Did the legislative session change your district’s risks?
No matter what changes come, the principles behind good internal controls remain constant — such as the need for formal, risk-based policies, procedures, processes and controls. The question to keep asking is, “Do our current controls match the emerging risks?”
Emerging threats and risks
To stay on top of new risks, take a “windshield” or horizon view to anticipate what’s coming and evaluate national trends that will impact your district.
How can you identify new threats?
In every district, it can be difficult to ensure appropriate funding, teachers and resources to keep up with current enrollment and state requirements. In addition, new legislation and national trends can require immediate changes using a coordinated effort and response to create appropriate controls.
To effectively identify new and emerging threats, districts should take a “windshield” or horizon view approach to assessing risks and identifying what controls need to be implemented or assessed for effectiveness and compliance. Districts should engage their internal audit teams and leverage the risk assessment process to identify emerging risks. The risk assessment approach should be a collaborative effort between key stakeholders in academic, administrative and operational positions to help identify and assess new risks associated with those emerging trends.
Following the identification of those risks, internal audit should be engaged to perform audits or consulting services to evaluate the existing controls, policies, procedures and processes to determine if they sufficiently address the risks.

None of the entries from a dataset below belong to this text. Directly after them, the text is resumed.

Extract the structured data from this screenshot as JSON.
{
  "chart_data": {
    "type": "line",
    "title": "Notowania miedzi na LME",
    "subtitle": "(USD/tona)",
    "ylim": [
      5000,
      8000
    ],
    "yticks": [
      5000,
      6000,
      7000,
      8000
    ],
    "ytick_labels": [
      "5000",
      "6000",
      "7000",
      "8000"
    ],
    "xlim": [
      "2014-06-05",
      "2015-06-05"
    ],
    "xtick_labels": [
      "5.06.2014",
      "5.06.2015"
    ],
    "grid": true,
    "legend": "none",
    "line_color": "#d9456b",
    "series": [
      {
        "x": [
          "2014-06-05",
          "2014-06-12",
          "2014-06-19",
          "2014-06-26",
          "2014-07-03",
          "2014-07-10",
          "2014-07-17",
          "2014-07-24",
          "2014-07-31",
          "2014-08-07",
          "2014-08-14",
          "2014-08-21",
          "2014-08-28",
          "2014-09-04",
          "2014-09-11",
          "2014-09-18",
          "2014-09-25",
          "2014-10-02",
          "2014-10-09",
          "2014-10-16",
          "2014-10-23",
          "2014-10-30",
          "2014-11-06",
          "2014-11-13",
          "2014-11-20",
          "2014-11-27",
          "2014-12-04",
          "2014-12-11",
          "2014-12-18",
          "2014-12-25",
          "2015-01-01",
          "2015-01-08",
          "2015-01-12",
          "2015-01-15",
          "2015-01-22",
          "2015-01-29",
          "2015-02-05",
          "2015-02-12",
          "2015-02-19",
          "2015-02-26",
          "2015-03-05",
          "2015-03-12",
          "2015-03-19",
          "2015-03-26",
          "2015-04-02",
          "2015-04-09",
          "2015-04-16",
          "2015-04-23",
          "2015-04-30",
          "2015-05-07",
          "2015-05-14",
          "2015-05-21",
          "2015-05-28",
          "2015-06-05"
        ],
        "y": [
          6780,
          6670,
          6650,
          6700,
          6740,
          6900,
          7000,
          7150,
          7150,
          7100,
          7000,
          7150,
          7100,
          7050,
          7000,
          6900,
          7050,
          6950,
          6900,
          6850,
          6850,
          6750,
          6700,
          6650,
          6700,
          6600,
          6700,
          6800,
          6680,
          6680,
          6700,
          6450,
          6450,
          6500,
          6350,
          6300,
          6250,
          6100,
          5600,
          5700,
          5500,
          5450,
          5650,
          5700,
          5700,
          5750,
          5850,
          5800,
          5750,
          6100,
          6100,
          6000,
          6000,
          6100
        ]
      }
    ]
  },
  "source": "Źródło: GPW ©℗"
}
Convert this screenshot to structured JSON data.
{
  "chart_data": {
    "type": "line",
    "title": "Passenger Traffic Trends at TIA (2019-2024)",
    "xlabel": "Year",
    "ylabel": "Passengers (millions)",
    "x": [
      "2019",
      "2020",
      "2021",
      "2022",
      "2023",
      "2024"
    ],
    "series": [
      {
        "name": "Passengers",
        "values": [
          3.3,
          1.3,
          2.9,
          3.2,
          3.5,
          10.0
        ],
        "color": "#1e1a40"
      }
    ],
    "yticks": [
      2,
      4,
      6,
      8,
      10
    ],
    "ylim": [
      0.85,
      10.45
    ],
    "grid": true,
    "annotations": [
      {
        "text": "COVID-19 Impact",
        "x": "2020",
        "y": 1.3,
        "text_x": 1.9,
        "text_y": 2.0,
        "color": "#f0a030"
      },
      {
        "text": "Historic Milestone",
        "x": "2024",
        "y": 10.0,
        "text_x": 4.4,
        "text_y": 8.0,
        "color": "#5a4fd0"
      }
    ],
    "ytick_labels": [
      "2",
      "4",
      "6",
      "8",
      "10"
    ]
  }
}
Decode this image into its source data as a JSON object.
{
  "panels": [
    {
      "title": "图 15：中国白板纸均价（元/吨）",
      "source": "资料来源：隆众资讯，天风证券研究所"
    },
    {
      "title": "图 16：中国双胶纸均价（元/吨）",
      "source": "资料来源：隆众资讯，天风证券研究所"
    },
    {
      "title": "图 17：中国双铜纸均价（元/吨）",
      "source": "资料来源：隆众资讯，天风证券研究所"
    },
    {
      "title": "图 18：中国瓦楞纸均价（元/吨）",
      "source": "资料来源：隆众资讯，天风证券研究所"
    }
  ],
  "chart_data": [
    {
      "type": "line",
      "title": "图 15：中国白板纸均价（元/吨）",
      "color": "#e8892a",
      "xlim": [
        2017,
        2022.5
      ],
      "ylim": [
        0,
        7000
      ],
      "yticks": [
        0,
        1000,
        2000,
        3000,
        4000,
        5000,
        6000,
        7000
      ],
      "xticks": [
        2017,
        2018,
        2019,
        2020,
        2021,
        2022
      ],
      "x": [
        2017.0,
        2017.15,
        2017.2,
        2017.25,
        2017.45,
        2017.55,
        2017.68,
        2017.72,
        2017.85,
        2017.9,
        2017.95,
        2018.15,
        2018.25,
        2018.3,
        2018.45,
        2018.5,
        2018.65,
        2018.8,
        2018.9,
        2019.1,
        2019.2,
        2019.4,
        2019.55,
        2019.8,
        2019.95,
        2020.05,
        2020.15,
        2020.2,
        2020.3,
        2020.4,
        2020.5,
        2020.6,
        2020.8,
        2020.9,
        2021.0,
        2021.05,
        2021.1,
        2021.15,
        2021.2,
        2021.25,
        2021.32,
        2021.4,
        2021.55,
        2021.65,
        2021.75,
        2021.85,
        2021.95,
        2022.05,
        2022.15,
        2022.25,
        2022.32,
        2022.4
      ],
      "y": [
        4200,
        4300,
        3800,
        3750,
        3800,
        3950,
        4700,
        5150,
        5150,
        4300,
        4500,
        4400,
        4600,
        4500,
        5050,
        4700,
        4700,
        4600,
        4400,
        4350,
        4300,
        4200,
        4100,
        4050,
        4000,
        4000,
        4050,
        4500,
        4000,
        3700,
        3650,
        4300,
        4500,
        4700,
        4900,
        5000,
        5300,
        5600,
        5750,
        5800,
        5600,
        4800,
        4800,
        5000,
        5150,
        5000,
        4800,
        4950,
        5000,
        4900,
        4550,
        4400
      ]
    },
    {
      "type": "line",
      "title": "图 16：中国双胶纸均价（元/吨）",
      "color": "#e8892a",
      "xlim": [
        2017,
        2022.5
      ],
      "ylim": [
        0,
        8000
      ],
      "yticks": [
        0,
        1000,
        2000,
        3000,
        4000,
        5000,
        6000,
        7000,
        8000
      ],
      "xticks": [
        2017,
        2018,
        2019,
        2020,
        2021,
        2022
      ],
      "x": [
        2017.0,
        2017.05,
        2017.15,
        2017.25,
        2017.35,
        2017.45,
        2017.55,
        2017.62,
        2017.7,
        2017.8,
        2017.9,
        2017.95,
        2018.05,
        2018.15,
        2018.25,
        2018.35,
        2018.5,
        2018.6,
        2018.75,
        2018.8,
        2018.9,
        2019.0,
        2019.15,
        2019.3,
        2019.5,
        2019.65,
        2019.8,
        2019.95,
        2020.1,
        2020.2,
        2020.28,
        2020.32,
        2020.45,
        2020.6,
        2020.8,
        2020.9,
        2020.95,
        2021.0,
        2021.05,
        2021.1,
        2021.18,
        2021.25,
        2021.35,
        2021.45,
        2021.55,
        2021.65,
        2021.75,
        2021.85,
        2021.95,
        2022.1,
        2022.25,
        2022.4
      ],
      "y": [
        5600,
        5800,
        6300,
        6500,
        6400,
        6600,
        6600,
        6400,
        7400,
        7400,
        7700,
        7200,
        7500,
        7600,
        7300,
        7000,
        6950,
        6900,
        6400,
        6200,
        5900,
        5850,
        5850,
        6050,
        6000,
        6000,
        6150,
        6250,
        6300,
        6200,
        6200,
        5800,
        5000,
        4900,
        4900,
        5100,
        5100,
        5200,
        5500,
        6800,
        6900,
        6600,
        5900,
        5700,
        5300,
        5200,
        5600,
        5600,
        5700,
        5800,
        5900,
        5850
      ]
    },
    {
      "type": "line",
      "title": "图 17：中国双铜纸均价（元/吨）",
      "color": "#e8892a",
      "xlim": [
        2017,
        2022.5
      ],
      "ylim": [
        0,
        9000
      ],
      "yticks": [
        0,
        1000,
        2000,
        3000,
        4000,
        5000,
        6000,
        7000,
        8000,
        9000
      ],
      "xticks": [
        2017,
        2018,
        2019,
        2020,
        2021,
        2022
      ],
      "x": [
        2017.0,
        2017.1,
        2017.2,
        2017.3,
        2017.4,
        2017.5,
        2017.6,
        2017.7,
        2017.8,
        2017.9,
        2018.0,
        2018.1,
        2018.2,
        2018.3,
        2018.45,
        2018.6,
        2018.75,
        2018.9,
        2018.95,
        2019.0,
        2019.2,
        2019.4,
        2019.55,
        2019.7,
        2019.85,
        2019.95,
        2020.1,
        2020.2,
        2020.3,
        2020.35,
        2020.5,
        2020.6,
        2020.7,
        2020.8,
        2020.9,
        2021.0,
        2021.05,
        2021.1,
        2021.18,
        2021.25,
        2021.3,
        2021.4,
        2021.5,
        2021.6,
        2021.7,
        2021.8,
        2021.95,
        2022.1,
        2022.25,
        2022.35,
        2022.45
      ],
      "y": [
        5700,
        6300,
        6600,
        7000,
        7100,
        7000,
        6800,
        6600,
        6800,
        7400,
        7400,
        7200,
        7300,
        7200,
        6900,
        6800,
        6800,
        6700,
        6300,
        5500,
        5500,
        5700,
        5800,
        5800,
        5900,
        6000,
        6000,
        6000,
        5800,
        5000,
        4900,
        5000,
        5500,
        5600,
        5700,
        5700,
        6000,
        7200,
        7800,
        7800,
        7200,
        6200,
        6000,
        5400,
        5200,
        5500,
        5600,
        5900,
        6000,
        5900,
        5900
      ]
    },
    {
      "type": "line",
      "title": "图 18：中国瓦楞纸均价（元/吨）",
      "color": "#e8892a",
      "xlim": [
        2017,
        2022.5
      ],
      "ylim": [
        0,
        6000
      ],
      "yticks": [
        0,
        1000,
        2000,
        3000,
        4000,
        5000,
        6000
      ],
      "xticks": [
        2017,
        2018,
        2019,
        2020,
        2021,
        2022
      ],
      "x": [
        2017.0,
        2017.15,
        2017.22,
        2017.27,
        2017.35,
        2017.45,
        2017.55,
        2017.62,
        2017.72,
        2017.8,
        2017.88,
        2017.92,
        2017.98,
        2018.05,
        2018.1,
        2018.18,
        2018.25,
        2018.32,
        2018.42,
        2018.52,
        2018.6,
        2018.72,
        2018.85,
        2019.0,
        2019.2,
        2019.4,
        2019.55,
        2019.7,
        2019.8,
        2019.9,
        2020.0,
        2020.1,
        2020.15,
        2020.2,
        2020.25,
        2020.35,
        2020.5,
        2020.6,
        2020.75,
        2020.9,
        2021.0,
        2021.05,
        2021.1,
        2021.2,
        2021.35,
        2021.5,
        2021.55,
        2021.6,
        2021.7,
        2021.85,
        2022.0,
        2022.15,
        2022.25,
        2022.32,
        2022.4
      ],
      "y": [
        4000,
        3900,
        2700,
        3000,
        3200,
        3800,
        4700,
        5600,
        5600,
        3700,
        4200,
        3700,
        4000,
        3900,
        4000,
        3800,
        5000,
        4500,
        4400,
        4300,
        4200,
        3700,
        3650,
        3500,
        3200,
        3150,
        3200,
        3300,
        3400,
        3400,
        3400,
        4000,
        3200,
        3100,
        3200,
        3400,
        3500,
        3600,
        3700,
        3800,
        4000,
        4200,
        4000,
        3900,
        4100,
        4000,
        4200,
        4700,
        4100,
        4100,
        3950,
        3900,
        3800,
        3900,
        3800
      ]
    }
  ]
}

What are the emerging risks?
Although these risks are ever changing, Texas Legislature passed some key bills in 2019 that will likely require districts to adopt new policies, procedures and internal controls. When considering these bills ask yourself:
- Do the internal controls, policies, procedures and processes I currently have in place sufficiently cover this new requirement and the risk that it presents?
- Who will we need to collaborate with to ensure ownership in implementing any new changes?
- What will be the impact of this bill and what processes will need to change or what funds will be required to implement its requirements?
- HB 1387 removes the limit on the number of school marshals that can be appointed on each campus.
- SB 11 requires rapid notification of parents when there’s a bomb or terroristic threat, among other requirements.
- HB 2195 requires districts to implement an active shooter emergency policy.
- SB 820 requires districts to adopt a cybersecurity policy and report breaches to parents and Texas Education Agency.
- HB 3, which changes funding formulas, requires teacher raises and funds all-day pre-kindergarten programs, will require significant accounting department changes.
Top tips for controlling risks
- Coordinate with district staff, internal audit and other key stakeholders to monitor legislative, national and cultural trends and stay ahead of emerging risks.
- Use internal audit and the risk assessment process as tools to identify and assess emerging risks.
- Risks are not stagnant, and internal controls can’t be set and forgotten.
- The most important tool for ensuring strong adherence with internal controls is “tone at the top.”